Using Hopfield & Hinton's neural networks as leitmotif for several variations on this theme, the section will close by showing the deep structural and computational equivalence between these two theories, Hopfield's pattern recognition and Hinton's statistical learning, unifying these pillars of the discipline in a single and coherent scenario for the whole phenomenon of "cognition": ideally - and hopefully - at the end of the course the student should be able to independently continue in the study of these topics.
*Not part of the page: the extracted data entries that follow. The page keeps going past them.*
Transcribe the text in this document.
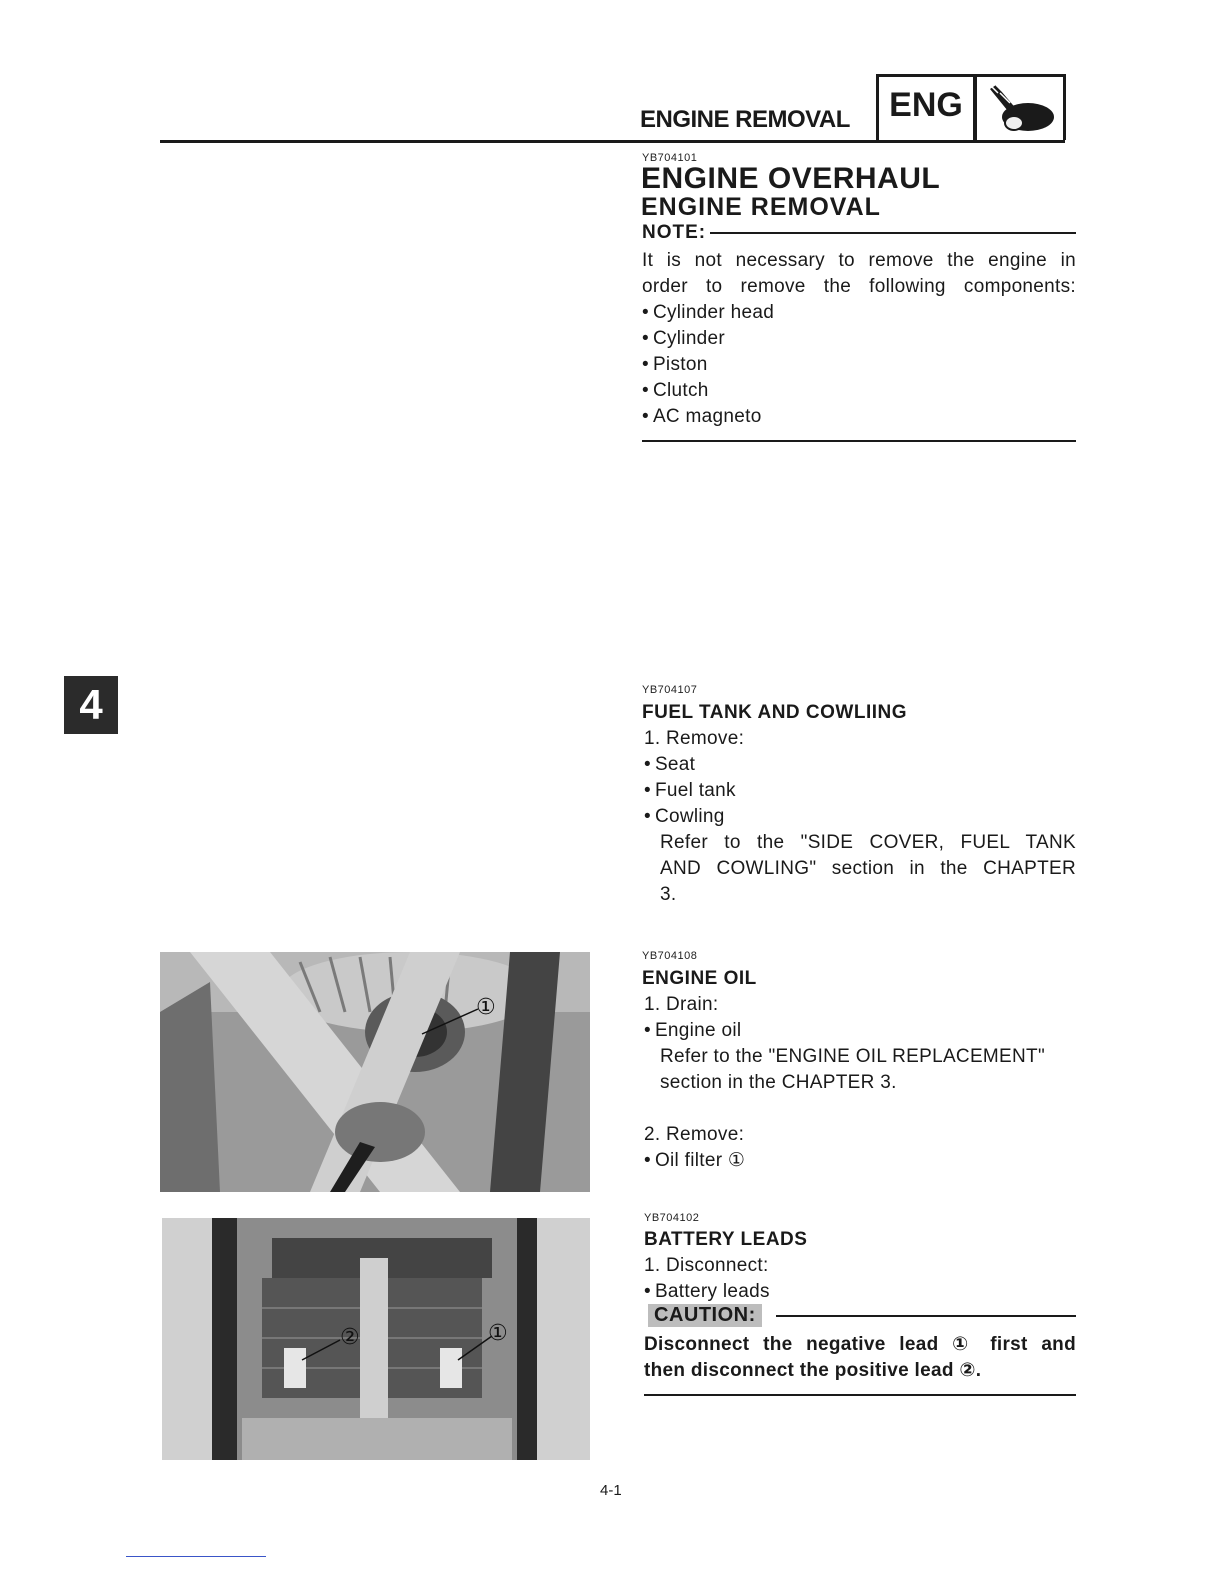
ENGINE REMOVAL	ENG
4
YB704101
ENGINE OVERHAUL
ENGINE REMOVAL
NOTE:
It is not necessary to remove the engine in
order to remove the following components:
• Cylinder head
• Cylinder
• Piston
• Clutch
• AC magneto
YB704107
FUEL TANK AND COWLIING
1. Remove:
• Seat
• Fuel tank
• Cowling
Refer to the "SIDE COVER, FUEL TANK
AND COWLING" section in the CHAPTER
3.
YB704108
ENGINE OIL
1. Drain:
• Engine oil
Refer to the "ENGINE OIL REPLACEMENT"
section in the CHAPTER 3.
2. Remove:
• Oil filter ①
YB704102
BATTERY LEADS
1. Disconnect:
• Battery leads
CAUTION:
Disconnect the negative lead ① first and
then disconnect the positive lead ②.
①
②	①
4-1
In particular, the student should be able, interacting in a team in the future, to play a complementary role to the figures of the computer scientist and the information engineer, taking an interest in their same topics, but offering a different perspective, intrinsically more abstract and synthetic (that is, where the myriad of algorithmic recipes that we produce every day find a natural placement) helping in the optimization of a research group itself.
OBJECTIVES
The aim of the course is to share with the student the salient concepts and, at the same time, to provide the student with the key tools, so that he can autonomously continue his cultural growth in the field of neural networks and machine learning from a purely modelling perspective: this course aims to be a theoretical course of "statistical mechanics of neural networks and machine learning", not a computational one.
The ultimate ambition is to be able to ask questions (cum grano salis) about the first principles of AI functioning (drawing inspiration from analogies with information processing in biological networks) and, where possible, to answer, understand how to set a problem about AI within a suitable mathematical framework so that these neural networks are absolutely not seen at all as "black boxes".
As a technical note, it is emphasized that the course is structured in a "methodologically symmetric" way in this sense: we will deal with all the main models (i.e. Curie-Weiss, Sherrington-Kirkpatrick, Hopfield, Boltzmann) using the same techniques (the saddle-point method/replica trick, the Guerra-style interpolation technique and the approaches using partial differential equations) from time to time appropriately shaped on the model under study: this should help the student to become familiar with the techniques themselves - as well as with the particular neural network under examination - in order to make him autonomous in the study of new neural architectures and/or data-learning algorithms.